Светлана Чистякова
Производные счастья
Роман посвящается моей подруге Нарочке Андреевой.
Глава 1
— Идиотка! Бездарь! Тупица! — грузная пожилая женщина носилась по комнате с завидной для её комплекции лёгкостью и, брызжа слюной, орала на притулившуюся на краешке дивана худенькую девушку. — Вся в свою мамашу-бестолочь! Даже на бюджет ума не хватило поступить! Телёпа!
— Никакая я не бестолочь, — огрызнулась девушка, глядя на неё исподлобья, — просто не повезло. И не смей так говорить о маме!
— Ты мне рот не затыкай! Ишь, выискалась защитница! Мать твоя всю жизнь мне испоганила! Сама сгинула в своих горах чёртовых, и сыночка моего сгубила! Бедный мой Алёшенька! Говорила я ему, не женись на этой сучке, так нет «Ирочка, Ирочка, свет в окошке!» Тьфу! Даже не мечтай, что я денег дам на коммерческий поступать! Хочешь учиться — чеши вон на работу! Навязалась на мою голову, дрянь малолетняя. Дармоедка!
— Да как ты смеешь?! Сама дура! — девушка вскочила на ноги, — ты за меня, между прочим, немаленькую пенсию получаешь! А мне ни копейки не даешь! У меня даже одежды приличной нет, вечно в каких-то обносках хожу. Или, может, ты забыла, что я не приблуда какая-нибудь, а внучка твоя родная! Мой папа сыном тебе был. А ты меня куском хлеба попрекаешь!
— Ах, ты ж!. . — бабка схватила со стола книжку в твёрдом переплёте и швырнула её в девушку. — Нахалка! Свинья неблагодарная! Я с пяти лет нянчусь с тобой, сопли тебе подтираю, а ты меня дурой обзываешь?! Пошла вон отсюда, паршивка! Глаза б мои тебя не видели!
Увернувшись от увесистого томика, девушка, всхлипывая, метнулась к выходу:
— Ну и уйду! Лучше в подвале с бомжами жить, чем с такой бабкой!
Хлопнула входная дверь, и Прасковья Егоровна прошла в кухню, чтобы накапать себе коньячку для успокоения расходившихся нервов.
— Иди-иди! — продолжала она ворчать себе под нос. — Тебе там самое место! Раз ума нет даже в институт нормально поступить.
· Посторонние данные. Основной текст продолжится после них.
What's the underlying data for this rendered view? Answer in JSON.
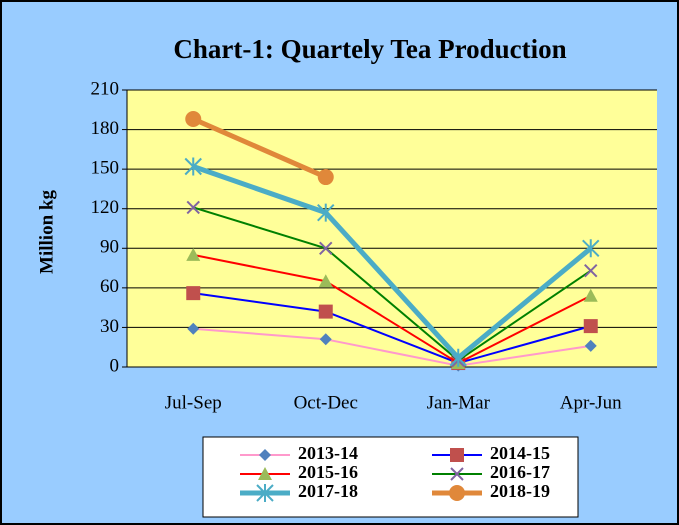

Тяпнув стопочку, она посмотрела в окно — на улице потемнело, собирался дождь, да и стрелки часов уже подбирались к одиннадцати:
— Придёшь, куда ты денешься, зараза! — в глазах блеснул недобрый огонёк. — Внучка, мать твою! Да лучше бы тебя вообще не было!
Машу она ненавидела.
Даже несмотря на то, что девочка была единственным, что осталось у неё от покойного сына. Так же, как ненавидела невестку когда-то. «Лимита детдомовская», — плевалась она ядом на неё. Её единственный сын Алексей, или Алёшенька, как ласково называла его Прасковья Егоровна, приволок в дом эту замарашку, когда учился на четвёртом курсе мединститута. Напрасно она надеялась, что Алёшенька перебесится, натешится с ней и бросит. Ан нет! Девчонка оказалась беременной. Егоровну тогда чуть Кондратий не обнял, но делать нечего, сын-то единственный, и ударить в грязь лицом перед людьми ей не хотелось. Сыграли свадьбу. А через пять месяцев родилась Машка. Год за годом она ждала, что любимый сыночек вот-вот разведется с Иркой, но те продолжали жить душа в душу, несмотря на все козни злобной свекрови. Уж как Прасковья только не проклинала ненавистную невестку, ежедневно ругаясь с ней по телефону или нанося визиты в их маленькую однокомнатную квартирку, купленную для Алексея и Ирины свёкром — её мужем Иваном. Она даже к колдунье идти собралась, чтобы сжить её со свету, но не успела.